- Theatrical release poster
- Directed by: Brian Gibson
- Screenplay by: Ted Tally
- Based on: The Juror by George Dawes Green
- Produced by: Irwin Winkler
- Starring: Demi Moore; Alec Baldwin; James Gandolfini; Lindsay Crouse;
- Cinematography: Jamie Anderson
- Edited by: Robert M. Reitano
- Music by: James Newton Howard
- Production company: Columbia Pictures
- Distributed by: Sony Pictures Releasing
- Release date: February 2, 1996;
- Running time: 118 minutes
- Country: United States
- Language: English
- Budget: $44 million
- Box office: $63 million

= The Juror =

The Juror is a 1996 American legal thriller film based on the 1995 novel by George Dawes Green. It was directed by Brian Gibson and stars Demi Moore as a single mother picked for jury duty for a mafia trial and Alec Baldwin as a mobster sent to intimidate her. The film received highly negative reviews and Moore won a joint Golden Raspberry Award for Worst Actress for both her performance in this film and in Striptease.

==Plot==
Annie Laird is a New York City sculptor who lives with her son Oliver and works a day job as a data entry clerk. Annie is selected to be a juror in the trial of crime boss Louie Boffano, who is accused of ordering the murders of federal informant Salvatore Riggio, his wife and his young son Tommy.

A rich tourist, Mark Cordell, buys some of Annie's artwork and then wines and dines her before she discovers he is better known as "The Teacher," Boffano's enforcer and the man responsible for the Riggio murders. Mark tells Annie to persuade the jury to acquit Boffano, or she and Oliver will die. Fellow gangster Eddie then sends Mark's car with a victim over a cliff, further frightening Annie into convincing the jury to acquit Boffano through sheer force of personality and persuasiveness.

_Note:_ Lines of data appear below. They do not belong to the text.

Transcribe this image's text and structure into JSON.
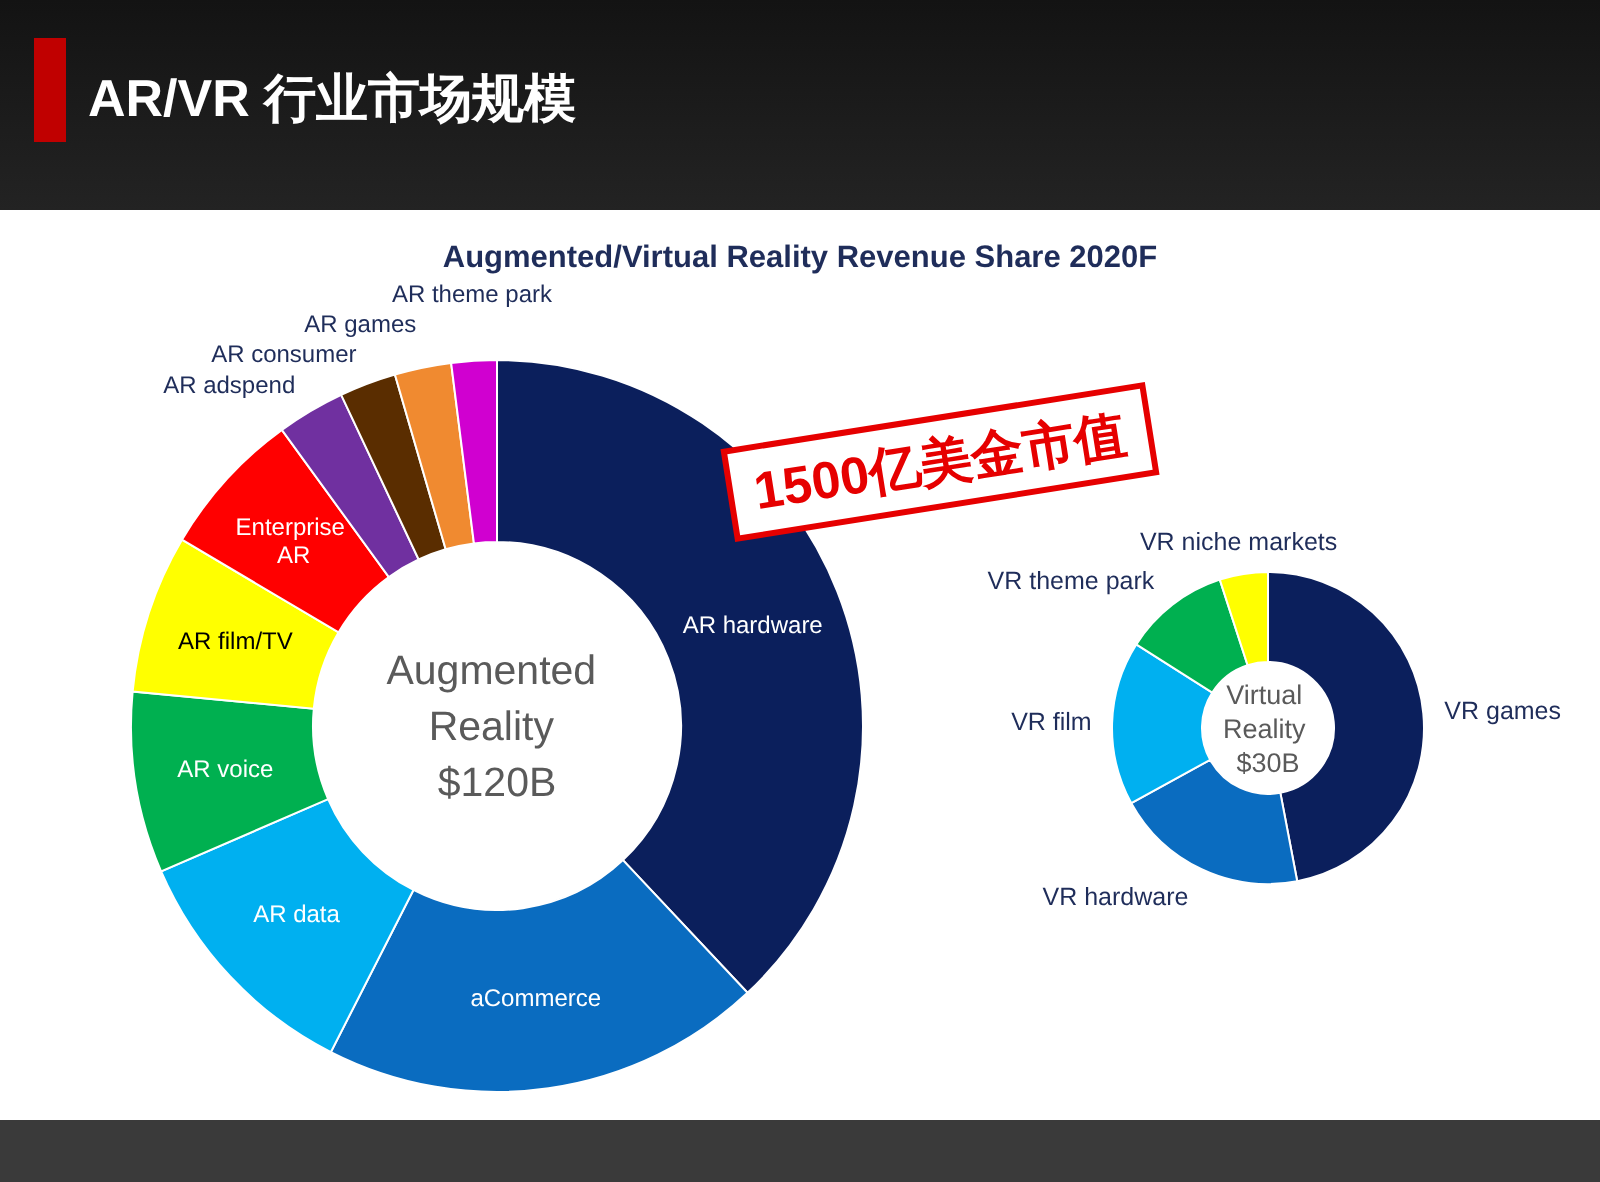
{
  "chart_data": [
    {
      "type": "donut",
      "title": "AR/VR 行业市场规模",
      "subtitle": "Augmented/Virtual Reality Revenue Share 2020F",
      "categories": [
        "AR hardware",
        "aCommerce",
        "AR data",
        "AR voice",
        "AR film/TV",
        "Enterprise\nAR",
        "AR adspend",
        "AR consumer",
        "AR games",
        "AR theme park"
      ],
      "values": [
        38,
        19.5,
        11,
        8,
        7,
        6.5,
        3,
        2.5,
        2.5,
        2
      ],
      "colors": [
        "#0b1f5c",
        "#0a6cc0",
        "#00b0f0",
        "#00b050",
        "#ffff00",
        "#ff0000",
        "#7030a0",
        "#5a2d00",
        "#f08a30",
        "#d000d0"
      ],
      "annotations": [
        "Augmented\nReality\n$120B",
        "1500亿美金市值"
      ]
    },
    {
      "type": "donut",
      "categories": [
        "VR games",
        "VR hardware",
        "VR film",
        "VR theme park",
        "VR niche markets"
      ],
      "values": [
        47,
        20,
        17,
        11,
        5
      ],
      "colors": [
        "#0b1f5c",
        "#0a6cc0",
        "#00b0f0",
        "#00b050",
        "#ffff00"
      ],
      "annotations": [
        "Virtual\nReality\n$30B"
      ]
    }
  ]
}
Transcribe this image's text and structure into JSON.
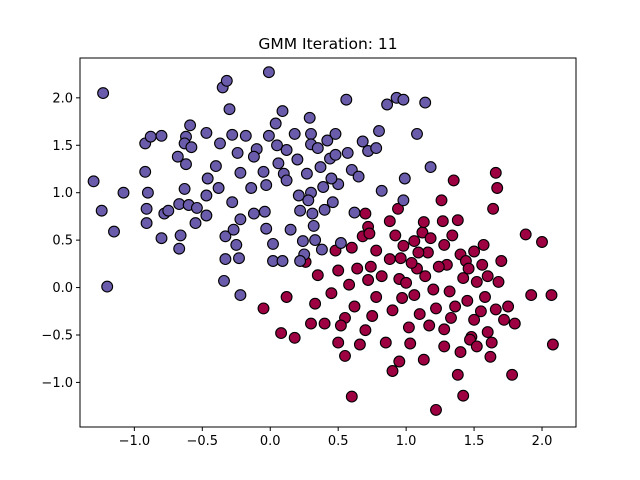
{
  "chart_data": {
    "type": "scatter",
    "title": "GMM Iteration: 11",
    "xlabel": "",
    "ylabel": "",
    "xlim": [
      -1.4,
      2.25
    ],
    "ylim": [
      -1.47,
      2.42
    ],
    "xticks": [
      -1.0,
      -0.5,
      0.0,
      0.5,
      1.0,
      1.5,
      2.0
    ],
    "xtick_labels": [
      "−1.0",
      "−0.5",
      "0.0",
      "0.5",
      "1.0",
      "1.5",
      "2.0"
    ],
    "yticks": [
      -1.0,
      -0.5,
      0.0,
      0.5,
      1.0,
      1.5,
      2.0
    ],
    "ytick_labels": [
      "−1.0",
      "−0.5",
      "0.0",
      "0.5",
      "1.0",
      "1.5",
      "2.0"
    ],
    "grid": false,
    "legend": "none",
    "marker_edge_color": "#000000",
    "series": [
      {
        "color": "#6a5cab",
        "points": [
          [
            -1.3,
            1.12
          ],
          [
            -1.23,
            2.05
          ],
          [
            -1.24,
            0.81
          ],
          [
            -1.2,
            0.01
          ],
          [
            -1.15,
            0.59
          ],
          [
            -1.08,
            1.0
          ],
          [
            -0.92,
            1.52
          ],
          [
            -0.88,
            1.59
          ],
          [
            -0.92,
            1.22
          ],
          [
            -0.9,
            1.0
          ],
          [
            -0.91,
            0.83
          ],
          [
            -0.91,
            0.68
          ],
          [
            -0.8,
            1.6
          ],
          [
            -0.78,
            0.78
          ],
          [
            -0.75,
            0.81
          ],
          [
            -0.8,
            0.52
          ],
          [
            -0.68,
            1.38
          ],
          [
            -0.67,
            0.88
          ],
          [
            -0.62,
            1.59
          ],
          [
            -0.63,
            1.52
          ],
          [
            -0.59,
            1.71
          ],
          [
            -0.58,
            1.48
          ],
          [
            -0.66,
            0.55
          ],
          [
            -0.67,
            0.41
          ],
          [
            -0.62,
            1.3
          ],
          [
            -0.63,
            1.04
          ],
          [
            -0.6,
            0.87
          ],
          [
            -0.54,
            0.84
          ],
          [
            -0.55,
            0.68
          ],
          [
            -0.47,
            1.63
          ],
          [
            -0.46,
            1.15
          ],
          [
            -0.47,
            0.97
          ],
          [
            -0.47,
            0.76
          ],
          [
            -0.4,
            1.28
          ],
          [
            -0.38,
            1.05
          ],
          [
            -0.35,
            2.11
          ],
          [
            -0.32,
            2.18
          ],
          [
            -0.37,
            1.52
          ],
          [
            -0.33,
            0.54
          ],
          [
            -0.33,
            0.3
          ],
          [
            -0.34,
            0.07
          ],
          [
            -0.3,
            1.88
          ],
          [
            -0.28,
            1.61
          ],
          [
            -0.28,
            0.9
          ],
          [
            -0.27,
            0.61
          ],
          [
            -0.25,
            0.45
          ],
          [
            -0.24,
            1.42
          ],
          [
            -0.22,
            1.21
          ],
          [
            -0.22,
            0.72
          ],
          [
            -0.23,
            0.31
          ],
          [
            -0.22,
            -0.08
          ],
          [
            -0.18,
            1.6
          ],
          [
            -0.14,
            1.05
          ],
          [
            -0.12,
            0.78
          ],
          [
            -0.1,
            1.46
          ],
          [
            -0.05,
            1.22
          ],
          [
            -0.03,
            1.08
          ],
          [
            -0.01,
            1.6
          ],
          [
            -0.01,
            2.27
          ],
          [
            -0.04,
            0.8
          ],
          [
            -0.03,
            0.62
          ],
          [
            0.02,
            0.46
          ],
          [
            0.02,
            0.28
          ],
          [
            0.04,
            1.73
          ],
          [
            0.05,
            1.5
          ],
          [
            0.06,
            1.31
          ],
          [
            0.09,
            1.86
          ],
          [
            0.1,
            1.2
          ],
          [
            0.09,
            0.28
          ],
          [
            0.12,
            1.13
          ],
          [
            0.15,
            0.61
          ],
          [
            0.18,
            1.62
          ],
          [
            0.2,
            1.35
          ],
          [
            0.21,
            0.97
          ],
          [
            0.22,
            0.81
          ],
          [
            0.24,
            0.49
          ],
          [
            0.25,
            0.35
          ],
          [
            0.27,
            1.2
          ],
          [
            0.29,
            1.79
          ],
          [
            0.3,
            1.62
          ],
          [
            0.3,
            1.51
          ],
          [
            0.3,
            1.0
          ],
          [
            0.31,
            0.78
          ],
          [
            0.32,
            0.65
          ],
          [
            0.33,
            0.5
          ],
          [
            0.37,
            1.27
          ],
          [
            0.39,
            1.06
          ],
          [
            0.4,
            0.82
          ],
          [
            0.38,
            0.4
          ],
          [
            0.42,
            1.55
          ],
          [
            0.44,
            1.36
          ],
          [
            0.46,
            0.9
          ],
          [
            0.48,
            1.62
          ],
          [
            0.5,
            1.09
          ],
          [
            0.52,
            0.47
          ],
          [
            0.56,
            1.98
          ],
          [
            0.57,
            1.42
          ],
          [
            0.6,
            1.24
          ],
          [
            0.62,
            0.79
          ],
          [
            0.65,
            1.17
          ],
          [
            0.68,
            1.54
          ],
          [
            0.72,
            1.44
          ],
          [
            0.78,
            1.47
          ],
          [
            0.8,
            1.65
          ],
          [
            0.82,
            1.02
          ],
          [
            0.86,
            1.93
          ],
          [
            0.93,
            2.0
          ],
          [
            0.98,
            1.98
          ],
          [
            0.99,
            1.15
          ],
          [
            0.98,
            0.92
          ],
          [
            1.08,
            1.62
          ],
          [
            1.14,
            1.95
          ],
          [
            1.18,
            1.27
          ],
          [
            0.22,
            0.28
          ],
          [
            0.45,
            1.15
          ],
          [
            0.48,
            1.4
          ],
          [
            0.28,
            0.92
          ],
          [
            -0.12,
            1.38
          ],
          [
            0.12,
            1.45
          ],
          [
            0.35,
            1.47
          ]
        ]
      },
      {
        "color": "#9e0142",
        "points": [
          [
            0.68,
            0.54
          ],
          [
            0.7,
            0.78
          ],
          [
            0.72,
            0.64
          ],
          [
            0.73,
            0.57
          ],
          [
            0.72,
            0.08
          ],
          [
            0.78,
            0.39
          ],
          [
            0.88,
            0.7
          ],
          [
            0.94,
            0.83
          ],
          [
            0.98,
            0.44
          ],
          [
            0.95,
            0.09
          ],
          [
            0.97,
            -0.11
          ],
          [
            1.02,
            -0.42
          ],
          [
            1.06,
            0.49
          ],
          [
            1.08,
            0.2
          ],
          [
            1.1,
            -0.28
          ],
          [
            1.12,
            0.58
          ],
          [
            1.13,
            0.69
          ],
          [
            1.16,
            0.37
          ],
          [
            1.2,
            -0.02
          ],
          [
            1.22,
            -0.22
          ],
          [
            1.26,
            0.92
          ],
          [
            1.27,
            0.7
          ],
          [
            1.28,
            0.45
          ],
          [
            1.3,
            0.24
          ],
          [
            1.32,
            -0.04
          ],
          [
            1.33,
            -0.32
          ],
          [
            1.35,
            1.13
          ],
          [
            1.38,
            0.71
          ],
          [
            1.4,
            0.35
          ],
          [
            1.42,
            0.1
          ],
          [
            1.45,
            -0.14
          ],
          [
            1.48,
            -0.52
          ],
          [
            1.5,
            0.38
          ],
          [
            1.52,
            0.06
          ],
          [
            1.55,
            -0.25
          ],
          [
            1.57,
            0.45
          ],
          [
            1.6,
            -0.47
          ],
          [
            1.62,
            -0.73
          ],
          [
            1.64,
            0.83
          ],
          [
            1.66,
            1.21
          ],
          [
            1.67,
            1.05
          ],
          [
            1.68,
            0.06
          ],
          [
            1.72,
            -0.34
          ],
          [
            1.75,
            -0.2
          ],
          [
            1.78,
            -0.92
          ],
          [
            1.8,
            -0.38
          ],
          [
            1.88,
            0.56
          ],
          [
            1.92,
            -0.08
          ],
          [
            2.0,
            0.48
          ],
          [
            2.07,
            -0.08
          ],
          [
            2.08,
            -0.6
          ],
          [
            0.9,
            -0.88
          ],
          [
            0.95,
            -0.78
          ],
          [
            1.03,
            -0.59
          ],
          [
            1.13,
            -0.76
          ],
          [
            1.22,
            -1.29
          ],
          [
            1.28,
            -0.62
          ],
          [
            1.38,
            -0.92
          ],
          [
            1.42,
            -1.14
          ],
          [
            1.47,
            -0.55
          ],
          [
            0.6,
            -1.15
          ],
          [
            0.5,
            -0.58
          ],
          [
            0.55,
            -0.32
          ],
          [
            0.58,
            0.03
          ],
          [
            0.62,
            -0.2
          ],
          [
            0.64,
            0.2
          ],
          [
            0.45,
            -0.06
          ],
          [
            0.4,
            -0.38
          ],
          [
            0.35,
            0.13
          ],
          [
            0.33,
            -0.17
          ],
          [
            0.3,
            -0.38
          ],
          [
            0.26,
            0.27
          ],
          [
            0.12,
            -0.1
          ],
          [
            0.18,
            -0.53
          ],
          [
            0.08,
            -0.48
          ],
          [
            -0.05,
            -0.22
          ],
          [
            0.48,
            0.39
          ],
          [
            0.5,
            0.18
          ],
          [
            0.52,
            -0.4
          ],
          [
            0.55,
            -0.72
          ],
          [
            0.7,
            -0.45
          ],
          [
            0.75,
            -0.3
          ],
          [
            0.78,
            -0.1
          ],
          [
            0.82,
            0.12
          ],
          [
            0.85,
            -0.58
          ],
          [
            0.88,
            0.3
          ],
          [
            0.9,
            -0.24
          ],
          [
            0.92,
            0.55
          ],
          [
            1.0,
            0.05
          ],
          [
            1.04,
            0.26
          ],
          [
            1.06,
            -0.08
          ],
          [
            1.09,
            0.37
          ],
          [
            1.14,
            0.12
          ],
          [
            1.17,
            -0.4
          ],
          [
            1.24,
            0.22
          ],
          [
            1.28,
            -0.44
          ],
          [
            1.34,
            0.55
          ],
          [
            1.36,
            -0.2
          ],
          [
            1.4,
            -0.68
          ],
          [
            1.44,
            0.28
          ],
          [
            1.46,
            0.2
          ],
          [
            1.5,
            -0.34
          ],
          [
            1.52,
            -0.62
          ],
          [
            1.56,
            0.24
          ],
          [
            1.58,
            -0.1
          ],
          [
            1.6,
            0.12
          ],
          [
            1.63,
            -0.58
          ],
          [
            1.66,
            -0.23
          ],
          [
            1.7,
            0.28
          ],
          [
            0.66,
            -0.6
          ],
          [
            0.74,
            0.22
          ],
          [
            0.6,
            0.42
          ],
          [
            0.96,
            0.31
          ],
          [
            1.18,
            0.52
          ]
        ]
      }
    ]
  }
}
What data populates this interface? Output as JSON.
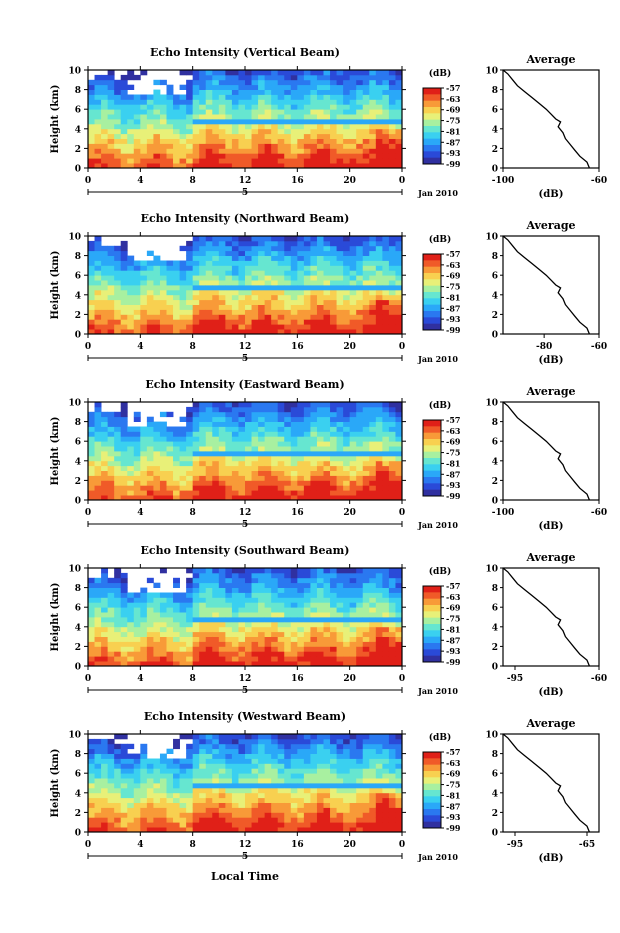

After the trial, Boffano questions whether Annie should "disappear", seeing her as a loose end. Mark convinces Boffano otherwise, as he has become obsessed with her. After having sex with Annie's close friend Juliet, Mark reveals himself to be Annie's stalker. He pulls a gun and forces Juliet to take a fatal drug overdose. Mark boasts of the murder to Eddie, who proves to be sympathetic to Annie as he is a parent himself and increasingly disturbed by Mark's behavior.

To ensure her son's safety, Annie buys a ticket for him to T'ui Cuch, a rural village in Guatemala where she had previously studied artwork with the local community. The prosecutor on Boffano's case, who figured out Annie was threatened, wants Annie to turn state's witness so they can go after Mark, as they suspect him of planning to murder his boss.

Annie convinces the prosecutor to let her wear a wire before calling Mark to reciprocate his affections. Annie then secretly gives Eddie the wire, insinuating she and Mark are now a couple and that she does not want him to be arrested. With Eddie's help, she tricks Mark into incriminating himself in a boastful rant about his ambitions, which she tapes and gives to Boffano. The boss then orders Mark to a meeting where he will be whacked.

Boffano's plan backfires when Mark, seizing the opportunity, kills Boffano with a car bomb and guns down his son Joseph, before cutting Eddie's throat. Mark, furious at Annie's betrayal, calls her and reveals his intention to travel to Guatemala to kill Oliver.

Annie travels to Guatemala where there is a showdown with Mark. He chases Oliver into a structure, where the locals are able to ambush and disable Mark. Annie gets hold of his gun, and when Mark tries to pull a weapon from his ankle holster, she kills him in a blind frenzy. Oliver is unharmed, and he and his mother return home.

==Production==
Columbia Pictures acquired the film rights to the unpublished book for $1.5 million. They then paid Ted Tally over $1 million to write the screenplay.

==Reception==
===Critical response===
The Juror was a critical failure. It holds a 22% approval rating on Rotten Tomatoes based on 23 reviews, with an average rating of 4.5/10. The site's consensus states: "Self-serious despite its abundance of trite twists, The Juror is a drab thriller that audiences may hold in contempt." Moore won a joint Razzie Award for Worst Actress for both her performance in this film and in Striptease. She was also nominated for the same joint award at the 1996 Stinkers Bad Movie Awards but lost to Whoopi Goldberg for Theodore Rex, Eddie, and Bogus. Audiences surveyed by CinemaScore gave the film a grade of "B+" on a scale of A+ to F.

===Box office===
The film grossed $22.7 million in the United States and Canada and $63 million worldwide, against its $44 million budget.